Trains, trains, trains
With their coach sides scrawled
With chalked bravado and, sometimes,
With their windows black
With yelling boys,
In open-mouthed exultation
That they do not feel,
Rushing farther and farther
From the known into the unseeable.
Trains, trains, trains
With sky-larking boys in khaki,
Munching sandwiches and drinking pop;
Or, tired and without their depot swagger,
Curled up on the red-plush seats;
Or asleep, with a stranger, in the Pullmans.
They rush past our camp,
Which lies against the railroad,
With the crossing alarm jangling caution,
And fade into the dust or night.
Leaving us to conjecture where,
As they have left others to wonder—
As they must wonder themselves
When they are done
With the shouting and hand-shaking
And kissing and hat-waving and singing.
Trains, trains, trains
Clicking on into unforecast days—
Away from the shelter and security
Of the accustomed into the Great Adventure.
CHRIST IN FLANDERS
L. W.
In The Spectator
WE had forgotten You, or very nearly—
You did not seem to touch us very nearly—
Of course we thought about You now and then;
Especially in any time of trouble—
We knew that You were good in time of trouble—
But we are very ordinary men.
And there were always other things to think of—
There’s lots of things a man has got to think of—
His work, his home, his pleasure, and his wife;
And so we only thought of You on Sunday—
Sometimes, perhaps, not even on a Sunday—
Because there’s always lots to fill one’s life.

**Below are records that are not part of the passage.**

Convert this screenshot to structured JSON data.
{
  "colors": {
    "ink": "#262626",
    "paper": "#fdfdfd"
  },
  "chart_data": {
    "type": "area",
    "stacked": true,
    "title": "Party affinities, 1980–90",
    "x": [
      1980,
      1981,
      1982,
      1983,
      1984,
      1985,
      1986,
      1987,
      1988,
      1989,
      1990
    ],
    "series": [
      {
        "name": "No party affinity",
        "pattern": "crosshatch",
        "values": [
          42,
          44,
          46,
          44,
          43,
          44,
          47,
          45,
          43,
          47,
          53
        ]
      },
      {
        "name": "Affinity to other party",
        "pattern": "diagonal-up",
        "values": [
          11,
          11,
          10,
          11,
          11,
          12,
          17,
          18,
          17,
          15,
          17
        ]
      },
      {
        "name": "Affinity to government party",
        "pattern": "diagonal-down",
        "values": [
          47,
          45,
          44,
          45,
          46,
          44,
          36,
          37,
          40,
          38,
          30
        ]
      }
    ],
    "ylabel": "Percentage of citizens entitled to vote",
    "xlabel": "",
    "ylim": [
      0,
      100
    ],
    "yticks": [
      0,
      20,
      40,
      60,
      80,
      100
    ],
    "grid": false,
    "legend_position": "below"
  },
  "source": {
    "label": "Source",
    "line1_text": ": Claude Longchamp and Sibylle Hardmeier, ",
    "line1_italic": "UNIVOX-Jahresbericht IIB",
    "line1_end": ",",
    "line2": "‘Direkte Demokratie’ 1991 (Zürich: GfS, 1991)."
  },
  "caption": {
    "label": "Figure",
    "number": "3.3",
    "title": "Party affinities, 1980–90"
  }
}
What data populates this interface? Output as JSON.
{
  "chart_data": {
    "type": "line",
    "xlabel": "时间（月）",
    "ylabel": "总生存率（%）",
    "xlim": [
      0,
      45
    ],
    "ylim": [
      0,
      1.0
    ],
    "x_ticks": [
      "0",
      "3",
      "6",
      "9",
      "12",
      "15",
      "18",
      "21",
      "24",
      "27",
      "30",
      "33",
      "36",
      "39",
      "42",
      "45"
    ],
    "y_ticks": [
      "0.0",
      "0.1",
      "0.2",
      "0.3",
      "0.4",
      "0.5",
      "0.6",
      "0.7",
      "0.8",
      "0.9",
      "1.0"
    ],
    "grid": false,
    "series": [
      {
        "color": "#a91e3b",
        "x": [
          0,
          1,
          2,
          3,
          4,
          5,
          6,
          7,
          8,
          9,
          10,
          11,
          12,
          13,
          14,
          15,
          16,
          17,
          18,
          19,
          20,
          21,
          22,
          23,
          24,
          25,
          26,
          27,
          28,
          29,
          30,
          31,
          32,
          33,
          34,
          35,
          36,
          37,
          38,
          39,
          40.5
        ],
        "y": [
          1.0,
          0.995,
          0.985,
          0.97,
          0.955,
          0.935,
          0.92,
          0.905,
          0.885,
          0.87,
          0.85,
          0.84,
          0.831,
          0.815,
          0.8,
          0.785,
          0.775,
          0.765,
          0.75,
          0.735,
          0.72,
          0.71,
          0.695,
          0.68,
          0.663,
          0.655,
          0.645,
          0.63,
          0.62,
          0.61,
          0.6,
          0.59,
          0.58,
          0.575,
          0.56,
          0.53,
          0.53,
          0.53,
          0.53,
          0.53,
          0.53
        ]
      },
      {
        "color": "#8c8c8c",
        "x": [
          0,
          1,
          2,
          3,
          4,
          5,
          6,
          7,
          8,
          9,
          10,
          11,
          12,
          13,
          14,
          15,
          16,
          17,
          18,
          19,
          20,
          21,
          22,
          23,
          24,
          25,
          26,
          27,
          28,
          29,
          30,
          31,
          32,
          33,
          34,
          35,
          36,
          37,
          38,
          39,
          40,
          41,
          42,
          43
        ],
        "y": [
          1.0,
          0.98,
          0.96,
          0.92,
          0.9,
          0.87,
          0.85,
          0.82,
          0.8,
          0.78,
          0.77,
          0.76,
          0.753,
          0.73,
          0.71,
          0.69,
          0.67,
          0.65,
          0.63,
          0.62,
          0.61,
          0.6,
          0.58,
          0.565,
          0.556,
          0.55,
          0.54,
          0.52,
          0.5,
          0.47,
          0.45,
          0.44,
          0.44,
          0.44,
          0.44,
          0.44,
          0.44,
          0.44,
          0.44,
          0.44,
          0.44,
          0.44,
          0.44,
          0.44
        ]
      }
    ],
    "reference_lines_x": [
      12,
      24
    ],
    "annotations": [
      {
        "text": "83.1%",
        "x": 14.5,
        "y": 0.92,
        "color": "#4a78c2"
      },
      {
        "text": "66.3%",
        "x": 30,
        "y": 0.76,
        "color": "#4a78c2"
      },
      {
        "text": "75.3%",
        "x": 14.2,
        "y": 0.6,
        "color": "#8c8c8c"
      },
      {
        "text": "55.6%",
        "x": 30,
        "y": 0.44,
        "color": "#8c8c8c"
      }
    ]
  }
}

And, all the while, in the street or lane or byway—
In country lane, in city street, or byway—
You walked among us, and we did not see.
Your feet were bleeding as You walked our pavements—
How did we miss Your Footprints on our pavements?—
Can there be other folk as blind as we?
Now we remember; over here in Flanders—
(It isn’t strange to think of You in Flanders)—
This hideous warfare seems to make things clear.
We never thought about You much in England—
But now that we are far away from England—
We have no doubts, we know that You are here.